Violent Islamic jihadism remains a threat to the United States and its interests abroad. Al Qaeda will not be satisfied with the removal of American troops from the Middle East or the cessation of American engagement with Middle Eastern governments. Instead, al Qaeda and its ideological followers will continue to attack societies and countries that, in their view, threaten the ability of jihadists to construct a truly Islamic society. This thesis assesses jihadism and evaluates the current status of the jihadist movement. The first part of this thesis contains a discussion of important issues involving ideology that are critical for understanding jihadism. This thesis then examines jihadist groups throughout the Middle East and North Africa, their goals, and their capabilities. Jihadists are strategically prosecuting a global insurgency following the Arab Spring.
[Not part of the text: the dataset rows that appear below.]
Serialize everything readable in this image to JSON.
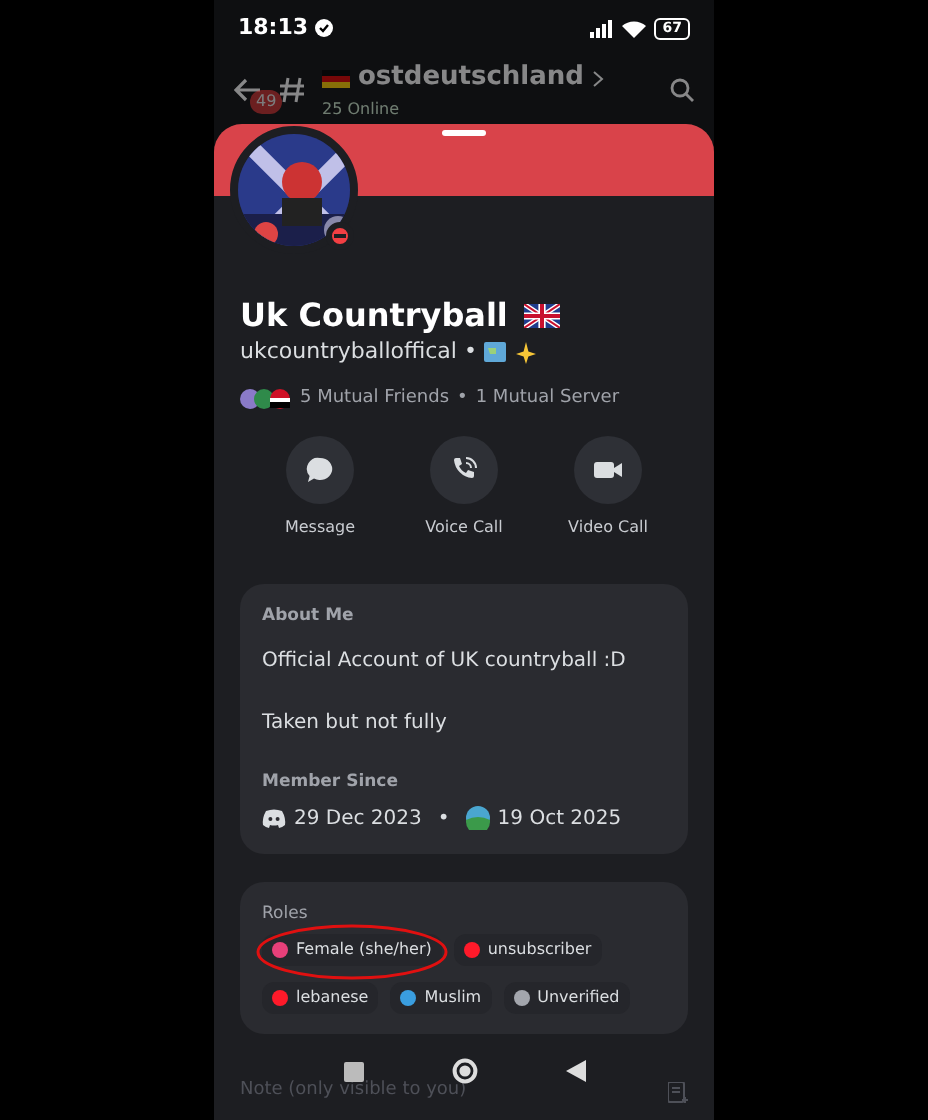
{
  "status_bar": {
    "time": "18:13",
    "battery": "67"
  },
  "channel_header": {
    "unread": "49",
    "name": "ostdeutschland",
    "online": "25 Online"
  },
  "profile": {
    "do_not_disturb": true,
    "display_name": "Uk Countryball",
    "username": "ukcountryballoffical •",
    "mutual_friends": "5 Mutual Friends",
    "mutual_separator": "•",
    "mutual_servers": "1 Mutual Server"
  },
  "actions": [
    {
      "kind": "message",
      "label": "Message"
    },
    {
      "kind": "voice",
      "label": "Voice Call"
    },
    {
      "kind": "video",
      "label": "Video Call"
    }
  ],
  "about": {
    "heading": "About Me",
    "lines": [
      "Official Account of UK countryball :D",
      "Taken but not fully"
    ],
    "member_heading": "Member Since",
    "discord_date": "29 Dec 2023",
    "date_separator": "•",
    "server_date": "19 Oct 2025"
  },
  "roles": {
    "heading": "Roles",
    "items": [
      {
        "name": "Female (she/her)",
        "color": "#e8407a",
        "circled": true
      },
      {
        "name": "unsubscriber",
        "color": "#ff1a2a",
        "circled": false
      },
      {
        "name": "lebanese",
        "color": "#ff1a2a",
        "circled": false
      },
      {
        "name": "Muslim",
        "color": "#3a9ee0",
        "circled": false
      },
      {
        "name": "Unverified",
        "color": "#a3a6ad",
        "circled": false
      }
    ]
  },
  "note": {
    "placeholder": "Note (only visible to you)"
  }
}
Jihadists employ the internet as part of this insurgency. A critical factor in the future of jihadism is the role of Islamist organizations in the governments of Muslim countries. This thesis compares U.S. intervention in Libya and non-intervention in Syria in light of ongoing jihadist activity in those countries. Finally, this thesis presents an assessment of the future of jihadism and provides recommendations for U.S. counterterrorism policy. The United States must take aggressive action against jihadist groups in Africa and the Middle East. Protection of American interests, the security of allies abroad, and regional stability will continue to demand American leadership and military capabilities.